Harmoni memejamkan matanya saat ia tak benar-benar mencerna perkataan dari Dewa sebelumnya.
"Kenapa aku bisa sebodoh ini? seharusnya dari awal bertanya lebih dulu, medan bebatuan seperti apa yang dimaksud oleh pria ini? medan yang yang dia maksud pasti sangat berbeda dengan yang aku bayangkan," sesal Harmoni dalam hati yang ceroboh menilai sesuatu.
"Baiklah! kita naik sekarang?" ajak Harmoni dengan suara yang dibuat seberani mungkin, padahal dirinya ketar-ketir membayangkan ia harus naik ke atas tebing bebatuan itu.
"Bagaimanapun, jika aku terjatuh dari tebing securam itu? pasti aku akan langsung ...."
Harmoni tak berani melanjutkan pemikirannya dalam hati, membayangkan saja ia sudah cukup ngeri.
Dewa yang dapat membaca pikiran gadis itu melalui raut wajah Harmoni, akhirnya hanya bisa tersenyum penuh arti karena gadis yang berada di hadapannya saat ini pasti merasa ketakutan.
Dewa berdiri dari posisi duduknya, kemudian pria itu berjalan ke arah tebing tersebut dan menyentuh tebing itu menggunakan telapak tangannya.
Keajaiban terjadi, tebing curam lembab nan licin itu, tiba-tiba bergerak sendiri-sendiri membetuk jalan seperti sebuah tangga otomatis yang dapat dilalui oleh para pejalan kaki.
"I-ini?" tanya Harmoni terheran-heran melihat keajaiban yang tepat terjadi di depan matanya.
"Jangan banyak bicara, cepat jalan! hari akan semakin sore, kau akan kedinginan, jika terlalu lama berada di sini," ujar Dewa langsung menaiki satu demi satu tebing yang sudah menyerupai anak tangga yang pastinya sudah sangat aman di lewati dirinya dan orang lain.
Harmoni mencoba mengikuti langkah Dewa menaiki tiap anak tangga tebing tersebut dan benar saja, itu sangat nyata dan ia bisa merasakan bebatuan tadi yang bentuknya cukup curam, kini bisa ia lewati dengan sangat mudahnya.

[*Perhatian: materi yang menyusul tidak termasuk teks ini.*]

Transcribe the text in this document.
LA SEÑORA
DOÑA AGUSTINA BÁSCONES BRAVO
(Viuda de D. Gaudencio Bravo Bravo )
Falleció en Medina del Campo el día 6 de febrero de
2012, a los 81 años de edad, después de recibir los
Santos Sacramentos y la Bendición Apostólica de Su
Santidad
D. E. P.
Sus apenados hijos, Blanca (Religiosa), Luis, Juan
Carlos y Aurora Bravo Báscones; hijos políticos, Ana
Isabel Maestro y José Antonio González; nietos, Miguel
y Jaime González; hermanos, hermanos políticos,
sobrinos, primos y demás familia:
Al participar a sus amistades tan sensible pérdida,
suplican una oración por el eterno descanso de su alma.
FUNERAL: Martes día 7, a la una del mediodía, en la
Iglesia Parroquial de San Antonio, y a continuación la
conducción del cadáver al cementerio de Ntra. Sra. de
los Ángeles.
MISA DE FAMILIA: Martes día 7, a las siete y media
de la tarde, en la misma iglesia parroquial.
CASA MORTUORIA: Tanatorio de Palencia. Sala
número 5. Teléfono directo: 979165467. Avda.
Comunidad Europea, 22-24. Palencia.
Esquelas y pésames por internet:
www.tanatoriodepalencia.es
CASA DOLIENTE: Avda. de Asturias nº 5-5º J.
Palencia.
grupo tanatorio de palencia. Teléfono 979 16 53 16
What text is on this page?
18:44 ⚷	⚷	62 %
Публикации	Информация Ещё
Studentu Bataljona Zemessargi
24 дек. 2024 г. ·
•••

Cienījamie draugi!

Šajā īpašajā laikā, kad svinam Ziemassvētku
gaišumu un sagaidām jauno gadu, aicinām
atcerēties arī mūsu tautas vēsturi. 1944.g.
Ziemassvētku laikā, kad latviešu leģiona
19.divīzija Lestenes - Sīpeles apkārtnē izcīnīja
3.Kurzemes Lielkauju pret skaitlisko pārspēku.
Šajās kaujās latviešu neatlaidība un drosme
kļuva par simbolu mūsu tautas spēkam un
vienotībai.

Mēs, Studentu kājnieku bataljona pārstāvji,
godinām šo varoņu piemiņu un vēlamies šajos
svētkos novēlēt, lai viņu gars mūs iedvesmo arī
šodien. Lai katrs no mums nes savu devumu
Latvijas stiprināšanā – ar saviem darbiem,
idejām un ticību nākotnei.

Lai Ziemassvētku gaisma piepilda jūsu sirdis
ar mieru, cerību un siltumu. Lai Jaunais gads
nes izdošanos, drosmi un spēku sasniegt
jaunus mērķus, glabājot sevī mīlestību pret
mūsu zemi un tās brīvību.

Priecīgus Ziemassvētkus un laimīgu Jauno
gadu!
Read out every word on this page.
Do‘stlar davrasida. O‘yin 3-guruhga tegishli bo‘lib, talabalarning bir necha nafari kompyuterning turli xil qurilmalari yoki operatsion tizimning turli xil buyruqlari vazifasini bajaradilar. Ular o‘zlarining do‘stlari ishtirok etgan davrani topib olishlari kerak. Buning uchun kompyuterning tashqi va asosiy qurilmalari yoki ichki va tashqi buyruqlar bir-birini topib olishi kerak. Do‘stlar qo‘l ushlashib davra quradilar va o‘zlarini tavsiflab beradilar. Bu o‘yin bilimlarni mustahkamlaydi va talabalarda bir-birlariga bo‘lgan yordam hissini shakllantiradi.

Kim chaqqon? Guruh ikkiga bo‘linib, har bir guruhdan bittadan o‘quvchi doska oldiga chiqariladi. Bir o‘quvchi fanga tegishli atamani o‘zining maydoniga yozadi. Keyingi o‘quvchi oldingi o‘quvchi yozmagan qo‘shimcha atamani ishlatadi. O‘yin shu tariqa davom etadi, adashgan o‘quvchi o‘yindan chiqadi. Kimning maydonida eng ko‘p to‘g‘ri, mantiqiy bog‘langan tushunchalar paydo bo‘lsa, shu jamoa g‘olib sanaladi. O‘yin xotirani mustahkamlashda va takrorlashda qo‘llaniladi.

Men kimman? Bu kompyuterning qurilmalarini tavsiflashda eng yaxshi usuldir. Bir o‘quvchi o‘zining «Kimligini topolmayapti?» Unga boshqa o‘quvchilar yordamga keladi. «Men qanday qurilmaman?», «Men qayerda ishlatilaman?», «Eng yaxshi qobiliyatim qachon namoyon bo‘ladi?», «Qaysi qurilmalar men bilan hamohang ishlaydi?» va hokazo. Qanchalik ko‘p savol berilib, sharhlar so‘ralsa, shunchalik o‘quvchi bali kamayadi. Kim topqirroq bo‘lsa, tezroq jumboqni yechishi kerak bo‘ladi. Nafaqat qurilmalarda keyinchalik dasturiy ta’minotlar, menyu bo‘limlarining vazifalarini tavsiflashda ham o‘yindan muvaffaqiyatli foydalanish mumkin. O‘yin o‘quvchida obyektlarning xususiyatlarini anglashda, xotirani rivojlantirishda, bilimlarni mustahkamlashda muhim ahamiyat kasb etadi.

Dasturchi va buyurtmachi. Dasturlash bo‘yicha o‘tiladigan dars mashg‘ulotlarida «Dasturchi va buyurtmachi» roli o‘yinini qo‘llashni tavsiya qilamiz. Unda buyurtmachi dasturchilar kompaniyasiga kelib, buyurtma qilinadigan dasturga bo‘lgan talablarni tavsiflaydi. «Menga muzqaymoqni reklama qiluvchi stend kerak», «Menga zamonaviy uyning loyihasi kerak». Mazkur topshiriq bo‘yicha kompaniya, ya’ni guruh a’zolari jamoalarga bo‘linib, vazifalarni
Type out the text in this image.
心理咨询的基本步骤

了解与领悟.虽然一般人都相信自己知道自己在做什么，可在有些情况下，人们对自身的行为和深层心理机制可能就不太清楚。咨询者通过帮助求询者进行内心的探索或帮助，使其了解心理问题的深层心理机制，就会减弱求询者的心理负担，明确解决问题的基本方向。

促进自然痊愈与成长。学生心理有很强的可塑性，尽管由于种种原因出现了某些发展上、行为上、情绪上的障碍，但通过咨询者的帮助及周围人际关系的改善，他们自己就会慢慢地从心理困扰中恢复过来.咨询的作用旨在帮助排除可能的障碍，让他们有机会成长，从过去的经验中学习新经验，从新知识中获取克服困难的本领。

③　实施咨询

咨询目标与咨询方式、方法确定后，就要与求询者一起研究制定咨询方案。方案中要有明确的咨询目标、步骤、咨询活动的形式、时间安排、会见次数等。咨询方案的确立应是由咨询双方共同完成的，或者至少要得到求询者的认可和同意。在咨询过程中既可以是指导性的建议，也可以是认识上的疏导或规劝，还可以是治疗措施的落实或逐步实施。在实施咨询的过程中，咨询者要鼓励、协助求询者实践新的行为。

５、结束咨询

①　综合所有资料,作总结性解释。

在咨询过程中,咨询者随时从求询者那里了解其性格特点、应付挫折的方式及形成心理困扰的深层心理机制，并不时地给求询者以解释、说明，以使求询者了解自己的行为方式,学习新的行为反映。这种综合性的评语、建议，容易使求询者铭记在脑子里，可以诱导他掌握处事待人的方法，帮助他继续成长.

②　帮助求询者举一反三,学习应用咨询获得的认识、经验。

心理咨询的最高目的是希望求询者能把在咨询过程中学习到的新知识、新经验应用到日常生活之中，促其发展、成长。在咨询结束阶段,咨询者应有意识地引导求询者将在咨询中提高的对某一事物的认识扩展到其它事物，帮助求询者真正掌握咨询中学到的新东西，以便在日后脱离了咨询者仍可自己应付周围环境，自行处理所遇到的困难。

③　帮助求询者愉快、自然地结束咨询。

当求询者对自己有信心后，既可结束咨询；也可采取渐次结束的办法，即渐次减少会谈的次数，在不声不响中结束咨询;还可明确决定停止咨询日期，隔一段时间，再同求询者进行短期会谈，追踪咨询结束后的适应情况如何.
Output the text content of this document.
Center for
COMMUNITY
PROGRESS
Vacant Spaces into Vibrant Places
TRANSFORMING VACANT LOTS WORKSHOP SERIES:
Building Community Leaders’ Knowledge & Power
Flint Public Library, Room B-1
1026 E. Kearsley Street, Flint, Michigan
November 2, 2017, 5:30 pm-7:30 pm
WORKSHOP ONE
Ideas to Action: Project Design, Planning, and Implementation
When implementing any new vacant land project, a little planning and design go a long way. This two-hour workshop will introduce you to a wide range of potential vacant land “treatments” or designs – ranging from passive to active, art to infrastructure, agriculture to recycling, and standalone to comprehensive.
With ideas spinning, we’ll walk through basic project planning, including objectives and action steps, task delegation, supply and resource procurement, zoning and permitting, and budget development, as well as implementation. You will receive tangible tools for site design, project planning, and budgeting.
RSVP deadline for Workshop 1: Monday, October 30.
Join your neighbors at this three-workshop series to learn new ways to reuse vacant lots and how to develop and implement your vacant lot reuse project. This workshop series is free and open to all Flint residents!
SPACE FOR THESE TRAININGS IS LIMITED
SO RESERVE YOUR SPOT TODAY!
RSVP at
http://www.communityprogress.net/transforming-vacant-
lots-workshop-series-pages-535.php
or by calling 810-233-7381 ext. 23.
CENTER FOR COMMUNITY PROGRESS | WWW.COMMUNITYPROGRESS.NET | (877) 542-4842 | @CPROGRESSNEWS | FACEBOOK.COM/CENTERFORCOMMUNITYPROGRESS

"Ini seperti mimpi," gumam Harmoni masih melihat ke arah sekitar bawah tebing tersebut yang begitu jelas nampak semua pemandangan dari atas sana, padahal Harmoni masih menapaki setengah bagian dari tebing itu dan keindahannya sudah begitu mengagumkan, apalagi, jika ia berada di puncak teratasnya.
Harmoni benar-benar tak sabar menunggu, kira-kira kejutan apa lagi yang akan ia lihat, saat kedua telapak kakinya sudah berada di puncak tebing tersebut.
Dewa dan Harmoni terus melanjutkan perjalanan mereka menaiki satu demi satu anak tangga tebing itu.